WALL STREET WEEK AHEAD
STOCKS rising, bulls rampant are motifs you might pick if designing a coat of arms for Wall Street at the moment. But the motto should read: Caveat emptor. Yes, buyer beware.
The S&P 500, a broad measure of the market valuation of the biggest US publicly traded companies, is up 20 per cent from its October closing low. It keeps climbing on fourth-quarter earnings, improving US economic data, and easing credit conditions in Europe. It now stands at its highest level since early last August.
We have already seen what is probably the first upgrade of a target level for the index this year courtesy of Credit Suisse.
The CBOE Volatility Index , or VIX, a measure of what investors are paying to protect themselves against the risk of losses, is at its lowest level in seven months.
So it raises the question: Is this another Jackson Hole moment for risk assets? At the Wyoming retreat in late August 2010, Federal Reserve Chairman Ben Bernanke sparked the second major leg of the stock market’s rally from bear market lows the year before. Is this the start of the third?
For Andrew Garthwaite, the Credit Suisse analyst behind the firm’s more bullish stance (it raised its year-end S&P 500 target to 1,400 from 1,340) there are big changes afoot. First, the European Central Bank’s long-term repo operations are succeeding in reducing stresses in the region’s banking sector. Last week, three-month dollar Libor, the cost at which European banks can borrow dollars, marked its ninth day of declines.
Analysts say heavy cash infusions from the European Central Bank since late last year and signs of revived willingness to lend by US investors in the new year show the banking system is flush with cash.
The US economy is looking stronger than thought, with notable movement in the housing market, where sales of previously owned homes just rose to an 11-month high.
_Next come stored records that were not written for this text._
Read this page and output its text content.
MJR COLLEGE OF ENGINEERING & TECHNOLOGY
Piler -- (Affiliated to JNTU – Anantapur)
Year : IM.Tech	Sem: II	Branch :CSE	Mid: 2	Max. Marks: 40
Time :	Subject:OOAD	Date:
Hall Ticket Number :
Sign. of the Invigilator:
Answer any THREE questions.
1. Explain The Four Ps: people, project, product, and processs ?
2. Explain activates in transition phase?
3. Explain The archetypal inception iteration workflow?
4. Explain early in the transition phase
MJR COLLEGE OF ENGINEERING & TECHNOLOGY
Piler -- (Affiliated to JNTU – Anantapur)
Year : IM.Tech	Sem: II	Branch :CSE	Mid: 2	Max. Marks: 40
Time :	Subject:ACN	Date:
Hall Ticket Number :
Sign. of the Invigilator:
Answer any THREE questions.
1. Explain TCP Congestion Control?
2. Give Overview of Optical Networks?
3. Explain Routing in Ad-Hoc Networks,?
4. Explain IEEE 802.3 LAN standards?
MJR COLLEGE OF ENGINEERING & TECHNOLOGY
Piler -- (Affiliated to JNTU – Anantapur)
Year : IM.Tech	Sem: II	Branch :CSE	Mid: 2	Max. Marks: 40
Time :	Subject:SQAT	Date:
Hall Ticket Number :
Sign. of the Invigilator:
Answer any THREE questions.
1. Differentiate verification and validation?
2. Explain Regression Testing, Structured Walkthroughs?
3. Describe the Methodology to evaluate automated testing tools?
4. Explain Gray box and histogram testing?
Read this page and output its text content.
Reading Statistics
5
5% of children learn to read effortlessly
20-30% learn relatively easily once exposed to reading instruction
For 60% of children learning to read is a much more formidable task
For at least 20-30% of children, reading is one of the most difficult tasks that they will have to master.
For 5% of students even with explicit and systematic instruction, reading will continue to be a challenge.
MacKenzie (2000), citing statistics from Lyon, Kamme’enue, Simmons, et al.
A blitz of earnings and economic indicators this week will provide an important gauge of the economy’s health. The Federal Reserve’s policymakers will convene their first meeting of the year with a two-day session starting tomorrow. The Federal Open Market Committee, the Fed’s rate-setting panel, will release its policy statement on Wednesday. No fireworks are expected, but a decision to release individual policymakers’ interest-rate forecasts could alter expectations for rates on the margins.